Author: Lelia
Date: 1999-08-19 13:16
Paul, thanks for that balanced and strongly-worded comment. I agree with you, and would add one more thought: Some people can't get over their stage fright. I'm one of them. Years ago I gave up music because it had become total torture. Nobody ever put pressure on me, forced me to practice or did any of the other classic "heavy authority" things that supposedly produce crippling stage fright in students. I don't have a nervous type of personality in general, and am comfortable with public speaking. Yet for reasons that still mystify me at age 51, I got to the point, late in high school, where my stage fright became so severe that I froze in orchestra class and even at piano lessons with a teacher I liked. By the middle of my freshman year in college, I couldn't play, at all, on any instrument. I quit. Years later, I got back into music by promising myself that I never had to play in public again. I decided not to try to analyze all this any more. Trying to "work things out" was a frustrating waste of time, so I just bypassed all thatnvael-gazing and started playing in private. I don't even pick up a kazoo at a party.
A few months ago, a clarinetist I met here on this BB (who knew nothing about this history) came over to my house and we tried out each other's clarinets. I pretended to be very casual about the whole thing and, without actually trying to play any real music, noodled a few scales, without starting to shake, a first. Maybe someday....

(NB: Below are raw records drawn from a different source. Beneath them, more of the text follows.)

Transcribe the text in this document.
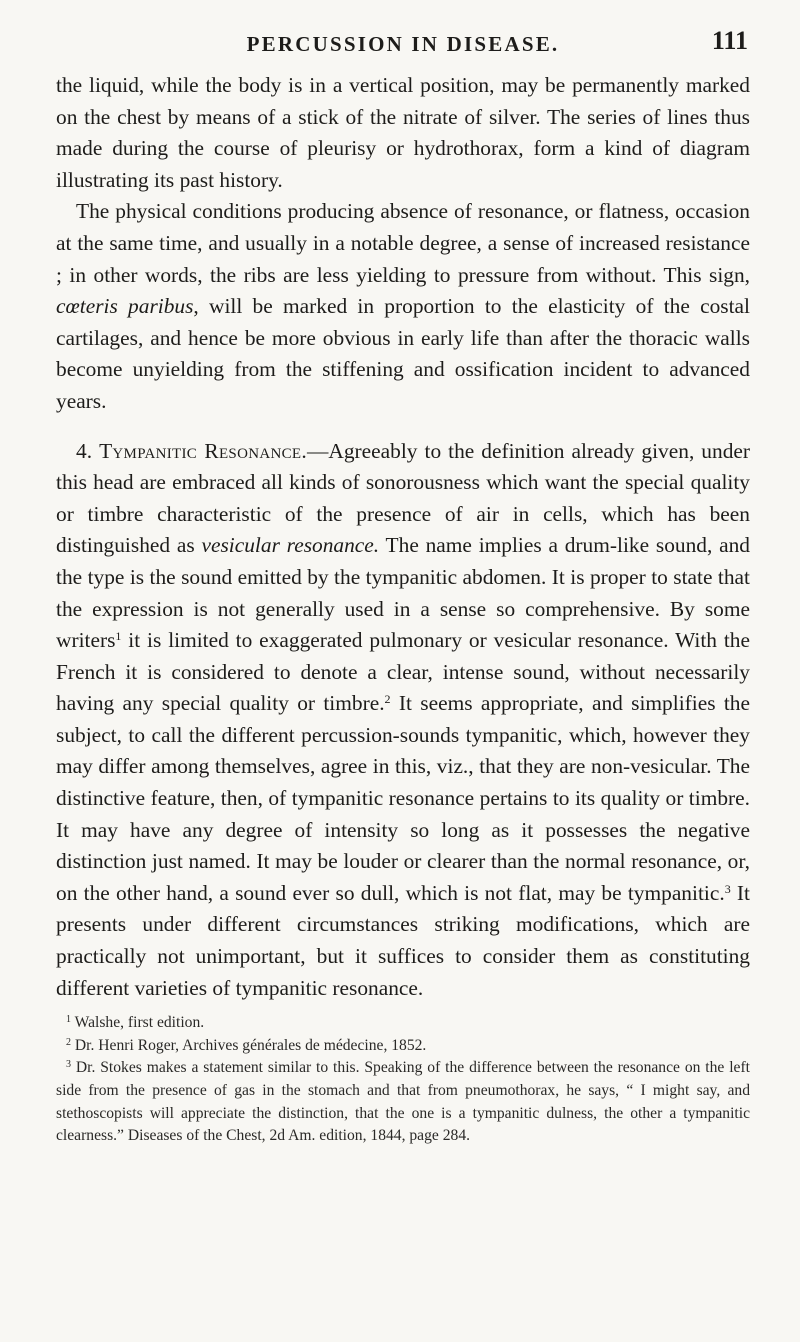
PERCUSSION IN DISEASE.	111

the liquid, while the body is in a vertical position, may be permanently marked on the chest by means of a stick of the nitrate of silver. The series of lines thus made during the course of pleurisy or hydrothorax, form a kind of diagram illustrating its past history.

The physical conditions producing absence of resonance, or flatness, occasion at the same time, and usually in a notable degree, a sense of increased resistance ; in other words, the ribs are less yielding to pressure from without. This sign, cœteris paribus, will be marked in proportion to the elasticity of the costal cartilages, and hence be more obvious in early life than after the thoracic walls become unyielding from the stiffening and ossification incident to advanced years.

4. Tympanitic Resonance.—Agreeably to the definition already given, under this head are embraced all kinds of sonorousness which want the special quality or timbre characteristic of the presence of air in cells, which has been distinguished as vesicular resonance. The name implies a drum-like sound, and the type is the sound emitted by the tympanitic abdomen. It is proper to state that the expression is not generally used in a sense so comprehensive. By some writers$^1$ it is limited to exaggerated pulmonary or vesicular resonance. With the French it is considered to denote a clear, intense sound, without necessarily having any special quality or timbre.$^2$ It seems appropriate, and simplifies the subject, to call the different percussion-sounds tympanitic, which, however they may differ among themselves, agree in this, viz., that they are non-vesicular. The distinctive feature, then, of tympanitic resonance pertains to its quality or timbre. It may have any degree of intensity so long as it possesses the negative distinction just named. It may be louder or clearer than the normal resonance, or, on the other hand, a sound ever so dull, which is not flat, may be tympanitic.$^3$ It presents under different circumstances striking modifications, which are practically not unimportant, but it suffices to consider them as constituting different varieties of tympanitic resonance.

$^1$ Walshe, first edition.

$^2$ Dr. Henri Roger, Archives générales de médecine, 1852.

$^3$ Dr. Stokes makes a statement similar to this. Speaking of the difference between the resonance on the left side from the presence of gas in the stomach and that from pneumothorax, he says, “ I might say, and stethoscopists will appreciate the distinction, that the one is a tympanitic dulness, the other a tympanitic clearness.” Diseases of the Chest, 2d Am. edition, 1844, page 284.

Well, probably not. For me, this is what works. I love my music, I practice every day and I'm having a great time as a solitary amateur. If I want to stop and find some reason to get gloomy, I could probably work my way up to feeling sorry for myself because I can't make music with my husband, a very good amateur violinist who plays in chamber groups. Well, there's plenty of other stuff we can and do enjoy together. I've learned to do what I can do and not worry about what I can't do. Sure beats doing drugs.